Uploaded files don't have to belong to a post. An upload has an
uploader, a status (pending, processing, completed, or error), a
source (unless uploading from a file), and a list of media assets
(image or video files).
* There is a has-and-belongs-to-many relationship between uploads and
media assets. An upload can have many media assets, and a media asset
can belong to multiple uploads. Uploads are joined to media assets
through a upload_media_assets table.
An upload could potentially have multiple media assets if it's a Pixiv
or Twitter gallery. This is not yet implemented (at the moment all
uploads have one media asset).
A media asset can belong to multiple uploads if multiple people try
to upload the same file, or if the same user tries to upload the same
file more than once.
New features:
* On the upload page, you can press Ctrl+V to paste an URL and immediately upload it.

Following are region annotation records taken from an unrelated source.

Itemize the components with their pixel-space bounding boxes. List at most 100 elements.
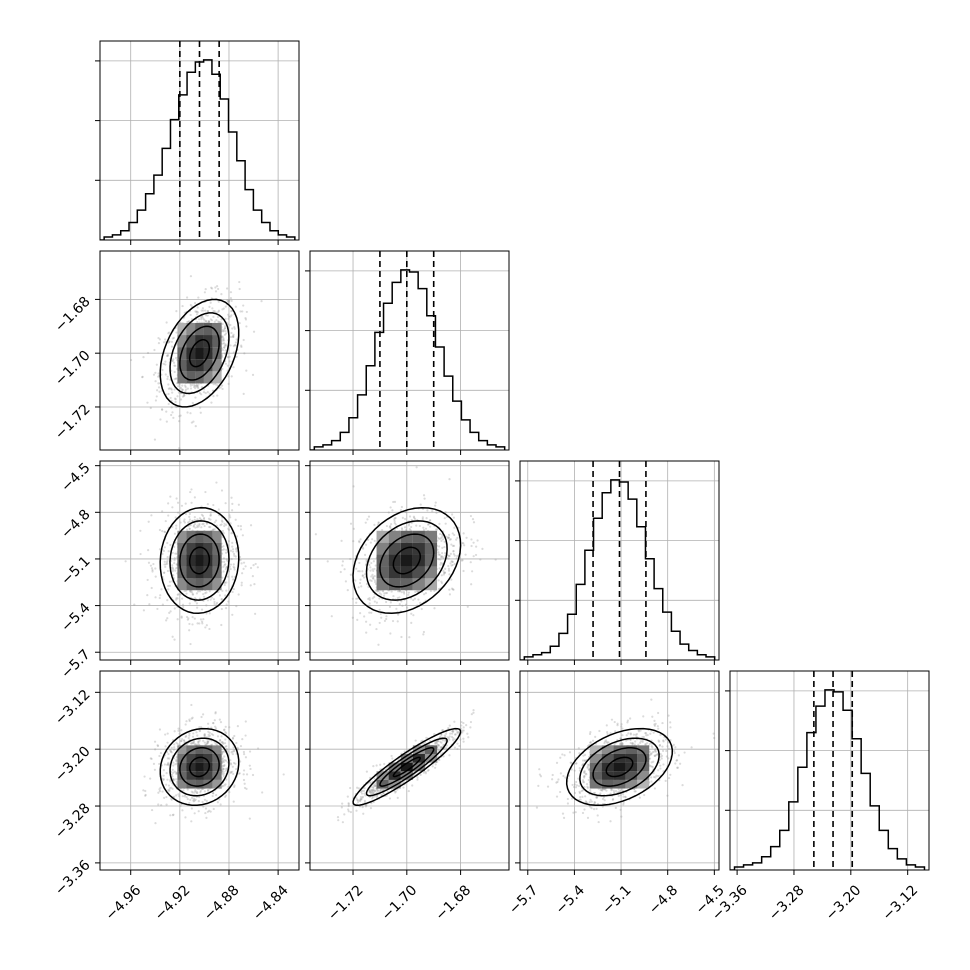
scatter-point xyxy=(208,734,212,737)
scatter-point xyxy=(356,786,359,789)
scatter-point xyxy=(448,738,451,741)
scatter-point xyxy=(601,788,605,791)
scatter-point xyxy=(382,788,385,791)
scatter-point xyxy=(153,740,157,743)
scatter-point xyxy=(198,522,201,526)
scatter-point xyxy=(181,388,185,391)
scatter-point xyxy=(175,356,178,360)
scatter-point xyxy=(175,756,178,759)
panel-2-2 xyxy=(515,460,720,665)
scatter-point xyxy=(406,606,409,609)
density-cell xyxy=(203,762,213,772)
scatter-point xyxy=(203,733,206,737)
scatter-point xyxy=(379,612,382,615)
scatter-point xyxy=(158,390,161,393)
scatter-point xyxy=(356,618,359,621)
scatter-point xyxy=(178,446,181,450)
scatter-point xyxy=(230,496,233,499)
scatter-point xyxy=(221,339,224,342)
scatter-point xyxy=(185,795,188,799)
scatter-point xyxy=(166,375,169,378)
scatter-point xyxy=(190,790,193,793)
scatter-point xyxy=(221,750,224,754)
scatter-point xyxy=(218,798,221,801)
scatter-point xyxy=(222,772,225,775)
scatter-point xyxy=(613,720,616,724)
scatter-point xyxy=(230,310,233,313)
panel-frame xyxy=(309,670,510,871)
scatter-point xyxy=(400,527,404,530)
scatter-point xyxy=(412,515,416,518)
scatter-point xyxy=(221,750,224,753)
scatter-point xyxy=(213,528,216,531)
scatter-point xyxy=(147,520,150,523)
scatter-point xyxy=(235,768,238,771)
scatter-point xyxy=(196,524,199,527)
scatter-point xyxy=(358,581,362,585)
scatter-point xyxy=(369,569,372,572)
scatter-point xyxy=(420,607,423,611)
scatter-point xyxy=(455,557,458,560)
scatter-point xyxy=(372,791,375,794)
scatter-point xyxy=(341,821,344,824)
scatter-point xyxy=(234,518,237,521)
scatter-point xyxy=(225,548,228,551)
scatter-point xyxy=(221,758,224,761)
scatter-point xyxy=(174,552,177,555)
scatter-point xyxy=(155,395,158,398)
scatter-point xyxy=(222,760,225,764)
scatter-point xyxy=(354,579,357,582)
scatter-point xyxy=(437,587,441,591)
scatter-point xyxy=(198,392,202,395)
scatter-point xyxy=(416,778,419,781)
scatter-point xyxy=(233,343,236,347)
scatter-point xyxy=(205,799,208,802)
scatter-point xyxy=(185,735,188,738)
scatter-point xyxy=(349,786,352,790)
density-cell xyxy=(177,753,187,763)
scatter-point xyxy=(424,527,428,530)
scatter-point xyxy=(167,752,170,756)
scatter-point xyxy=(196,311,200,314)
scatter-point xyxy=(173,607,176,610)
scatter-point xyxy=(253,583,256,586)
scatter-point xyxy=(447,554,451,557)
scatter-point xyxy=(204,287,207,291)
scatter-point xyxy=(220,293,223,296)
scatter-point xyxy=(193,301,197,305)
scatter-point xyxy=(184,502,187,505)
scatter-point xyxy=(367,515,371,518)
scatter-point xyxy=(440,746,443,749)
scatter-point xyxy=(232,761,236,765)
scatter-point xyxy=(222,774,225,777)
scatter-point xyxy=(176,501,180,504)
scatter-point xyxy=(407,591,410,594)
scatter-point xyxy=(214,725,217,728)
scatter-point xyxy=(440,581,444,585)
scatter-point xyxy=(158,728,162,731)
scatter-point xyxy=(385,591,389,595)
scatter-point xyxy=(375,789,378,792)
panel-2-0: −5.7−5.4−5.1−4.8−4.5 xyxy=(58,460,300,682)
panel-frame xyxy=(519,460,720,661)
scatter-point xyxy=(165,619,168,622)
scatter-point xyxy=(142,356,145,359)
scatter-point xyxy=(440,741,443,744)
scatter-point xyxy=(449,538,452,541)
scatter-point xyxy=(203,798,207,801)
scatter-point xyxy=(403,592,406,595)
scatter-point xyxy=(233,327,236,330)
scatter-point xyxy=(481,547,484,551)
scatter-point xyxy=(369,791,372,794)
scatter-point xyxy=(214,712,217,715)
scatter-point xyxy=(658,743,662,747)
scatter-point xyxy=(214,286,217,289)
scatter-point xyxy=(249,767,252,771)
scatter-point xyxy=(172,813,175,816)
scatter-point xyxy=(179,386,183,390)
scatter-point xyxy=(225,566,228,569)
scatter-point xyxy=(470,583,473,586)
scatter-point xyxy=(188,527,191,530)
scatter-point xyxy=(401,528,404,531)
scatter-point xyxy=(184,388,188,391)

* You can save files for upload later. Your saved files are at /uploads.
Fixes:
* Improved error messages when uploading invalid files, bad URLs, and
when forgetting the rating.
Autotag non-web_source on posts that have a non-http:// or https:// URL.
Add a fix script to backfill old posts.
Syntactically invalid URLs are still considered web sources. For
example, `https://google,com` technically isn't a valid URL, but it's
not considered a non-web source.
Further micro-optimize thumbnails to reduce string allocations.
`Post#levelblocked?` gets called once per thumbnail. Before it split the
tag string, which meant one string allocation for each tag on each post.
This added up to thousands of string allocations per pageload.